宁言捂着柴茹茹的耳朵,怕把她吵醒,谨慎地避开每一位擦肩而过的行人。
前方不远处的露台,正巧有帮人在表演杂技,无非是弄枪舞剑,驯兽喷火之类的,却吸引了不少游人驻足观看。
对这种来路不明的戏班子,宁言向来是敬而远之,完全没有凑上去的意思。
就在此时,那耍杂技的猛灌一口火油,朝着街旁高悬的灯笼喷去,数长高的火舌瞬间将灯笼点燃,残骸猛地落下,火星四溅,周围不少摊位都遭了殃,场面顿时变得无比混乱!
在一片火光中,原本围在露台边的游人们被吓到惊慌失措,哭喊着地四散奔逃。
该死,已经这么明目张胆了么!
宁言后退了几步,要不了多久人流就会冲到他面前,咬咬牙迫不得已转身跑入一条僻静的小巷子中。
嗒、嗒、嗒。
喧嚣被甩在身后,静悄悄的巷子中只听得见鞋底踏在青石板上的声音。
宁言到底是学过些轻身之法的,奔走间疾行如风,抱着个半大的孩子跑了半天都不见颓势,气息绵长步履稳健。
明州城中所有的布局他早已烂熟于心,简直比导航还准,他能清楚说出下一个路口不同方向的终点,也能记得每一条隐蔽暗巷的位置。

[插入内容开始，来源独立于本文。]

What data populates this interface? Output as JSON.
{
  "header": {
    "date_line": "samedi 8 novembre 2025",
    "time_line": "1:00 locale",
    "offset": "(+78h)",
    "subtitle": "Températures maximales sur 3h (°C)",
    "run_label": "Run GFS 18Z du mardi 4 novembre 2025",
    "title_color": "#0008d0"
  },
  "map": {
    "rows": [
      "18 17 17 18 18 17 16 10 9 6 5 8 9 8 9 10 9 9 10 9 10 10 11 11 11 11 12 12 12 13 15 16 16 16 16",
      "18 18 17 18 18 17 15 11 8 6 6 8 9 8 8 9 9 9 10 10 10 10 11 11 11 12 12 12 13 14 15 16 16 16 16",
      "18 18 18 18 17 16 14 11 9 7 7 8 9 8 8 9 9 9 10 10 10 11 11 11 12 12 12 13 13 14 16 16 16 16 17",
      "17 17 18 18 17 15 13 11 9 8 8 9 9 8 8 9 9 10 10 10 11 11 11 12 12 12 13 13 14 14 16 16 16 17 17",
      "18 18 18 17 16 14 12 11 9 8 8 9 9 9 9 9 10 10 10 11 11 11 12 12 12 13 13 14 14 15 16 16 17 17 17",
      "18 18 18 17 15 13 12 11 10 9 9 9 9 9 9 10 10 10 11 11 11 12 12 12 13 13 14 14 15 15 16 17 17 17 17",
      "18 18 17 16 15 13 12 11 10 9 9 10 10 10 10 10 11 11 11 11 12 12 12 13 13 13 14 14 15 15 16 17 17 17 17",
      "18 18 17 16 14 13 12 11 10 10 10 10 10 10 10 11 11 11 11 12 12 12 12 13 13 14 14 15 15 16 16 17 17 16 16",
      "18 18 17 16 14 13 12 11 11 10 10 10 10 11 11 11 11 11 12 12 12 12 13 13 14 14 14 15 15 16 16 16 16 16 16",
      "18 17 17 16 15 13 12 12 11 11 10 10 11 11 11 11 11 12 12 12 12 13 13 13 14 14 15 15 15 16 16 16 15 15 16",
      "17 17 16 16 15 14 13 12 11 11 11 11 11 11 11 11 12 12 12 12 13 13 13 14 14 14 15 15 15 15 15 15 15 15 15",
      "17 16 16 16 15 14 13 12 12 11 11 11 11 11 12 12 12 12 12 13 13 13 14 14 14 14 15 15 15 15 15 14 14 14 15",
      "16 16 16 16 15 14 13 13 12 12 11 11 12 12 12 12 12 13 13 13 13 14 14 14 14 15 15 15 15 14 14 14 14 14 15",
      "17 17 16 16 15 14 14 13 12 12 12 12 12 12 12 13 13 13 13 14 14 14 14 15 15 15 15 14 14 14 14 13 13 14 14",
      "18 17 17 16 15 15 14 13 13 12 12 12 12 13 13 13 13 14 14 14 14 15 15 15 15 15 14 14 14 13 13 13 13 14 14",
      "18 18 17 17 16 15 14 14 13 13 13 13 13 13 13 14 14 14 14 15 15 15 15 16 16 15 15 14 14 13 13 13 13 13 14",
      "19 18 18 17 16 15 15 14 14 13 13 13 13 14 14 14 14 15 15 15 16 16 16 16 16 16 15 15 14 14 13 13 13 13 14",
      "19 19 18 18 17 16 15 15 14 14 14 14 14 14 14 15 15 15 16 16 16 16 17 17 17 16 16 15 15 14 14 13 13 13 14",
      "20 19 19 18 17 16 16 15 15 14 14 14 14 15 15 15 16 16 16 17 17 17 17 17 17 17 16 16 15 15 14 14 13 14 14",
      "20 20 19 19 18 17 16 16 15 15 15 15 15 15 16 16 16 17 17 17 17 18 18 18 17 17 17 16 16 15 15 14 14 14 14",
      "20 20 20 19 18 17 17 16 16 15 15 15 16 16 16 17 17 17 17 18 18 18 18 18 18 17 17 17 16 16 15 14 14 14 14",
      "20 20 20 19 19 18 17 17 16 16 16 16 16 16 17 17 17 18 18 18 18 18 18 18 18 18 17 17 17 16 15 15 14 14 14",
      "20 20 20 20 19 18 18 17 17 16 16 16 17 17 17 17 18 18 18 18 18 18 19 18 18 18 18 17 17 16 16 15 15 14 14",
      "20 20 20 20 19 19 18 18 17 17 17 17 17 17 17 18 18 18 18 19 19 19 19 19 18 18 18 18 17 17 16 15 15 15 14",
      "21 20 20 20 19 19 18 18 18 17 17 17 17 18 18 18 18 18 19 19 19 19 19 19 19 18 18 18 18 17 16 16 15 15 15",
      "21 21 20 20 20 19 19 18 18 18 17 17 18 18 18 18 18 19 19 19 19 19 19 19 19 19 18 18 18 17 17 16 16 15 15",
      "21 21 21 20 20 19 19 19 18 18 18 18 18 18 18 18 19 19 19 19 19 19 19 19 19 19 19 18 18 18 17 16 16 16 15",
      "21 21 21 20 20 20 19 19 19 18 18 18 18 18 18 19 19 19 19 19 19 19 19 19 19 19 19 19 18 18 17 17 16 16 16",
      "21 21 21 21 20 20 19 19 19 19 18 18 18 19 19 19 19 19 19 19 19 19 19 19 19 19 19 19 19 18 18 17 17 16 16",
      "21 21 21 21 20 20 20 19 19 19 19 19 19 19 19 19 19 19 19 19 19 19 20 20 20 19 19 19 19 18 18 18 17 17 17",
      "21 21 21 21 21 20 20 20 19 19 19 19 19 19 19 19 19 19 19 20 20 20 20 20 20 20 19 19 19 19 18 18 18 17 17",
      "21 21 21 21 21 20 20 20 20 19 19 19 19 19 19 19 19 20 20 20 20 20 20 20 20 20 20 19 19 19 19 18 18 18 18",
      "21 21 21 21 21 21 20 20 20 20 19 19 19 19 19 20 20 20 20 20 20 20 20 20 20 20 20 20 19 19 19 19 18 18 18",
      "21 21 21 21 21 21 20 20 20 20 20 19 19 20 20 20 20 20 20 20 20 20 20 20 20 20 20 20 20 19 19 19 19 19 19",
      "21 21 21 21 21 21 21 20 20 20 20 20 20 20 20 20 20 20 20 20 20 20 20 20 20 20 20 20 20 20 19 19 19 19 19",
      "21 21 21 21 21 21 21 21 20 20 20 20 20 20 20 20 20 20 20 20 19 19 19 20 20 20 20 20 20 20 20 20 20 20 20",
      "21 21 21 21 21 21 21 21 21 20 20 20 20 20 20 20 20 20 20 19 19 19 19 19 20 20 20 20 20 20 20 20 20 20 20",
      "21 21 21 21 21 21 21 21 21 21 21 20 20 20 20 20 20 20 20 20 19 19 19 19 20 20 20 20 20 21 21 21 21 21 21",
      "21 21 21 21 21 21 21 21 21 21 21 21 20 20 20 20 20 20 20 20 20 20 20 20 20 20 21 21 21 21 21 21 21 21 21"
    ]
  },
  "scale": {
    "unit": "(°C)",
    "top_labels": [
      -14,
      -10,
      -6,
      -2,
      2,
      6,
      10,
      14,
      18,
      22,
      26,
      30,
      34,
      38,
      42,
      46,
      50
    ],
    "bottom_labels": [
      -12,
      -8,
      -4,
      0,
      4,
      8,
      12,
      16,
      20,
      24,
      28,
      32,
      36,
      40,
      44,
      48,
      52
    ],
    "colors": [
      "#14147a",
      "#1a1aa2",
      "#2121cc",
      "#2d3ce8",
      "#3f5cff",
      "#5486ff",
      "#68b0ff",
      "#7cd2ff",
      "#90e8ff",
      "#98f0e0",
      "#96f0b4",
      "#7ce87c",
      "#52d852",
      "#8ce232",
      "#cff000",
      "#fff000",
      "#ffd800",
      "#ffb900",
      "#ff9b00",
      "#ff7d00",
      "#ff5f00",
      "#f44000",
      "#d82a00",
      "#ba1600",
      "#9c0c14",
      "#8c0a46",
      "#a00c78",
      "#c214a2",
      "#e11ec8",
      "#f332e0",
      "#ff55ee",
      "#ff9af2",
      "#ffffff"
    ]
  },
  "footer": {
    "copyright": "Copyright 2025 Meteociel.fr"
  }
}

即便他的路线歪歪扭扭,甚至偶尔还会不明所以地回头,可若是从半空中向下看去,便能发现他正在飞速接近柴府。
很快了,很快就安全了!
宁言扫视左右面色凝重,他知道再过两个街口,便能拐到柴府后门。
可走着走着,他却缓缓停下脚步。
前头看不见任何火光,漆黑的巷口像是一张撑开的布袋,等待着他自投罗网。
居然连这里都有设伏……
宁言轻轻吐出一口浊气,眼神陡然一冷。
久违了,这种如芒在背的感觉。
是杀气。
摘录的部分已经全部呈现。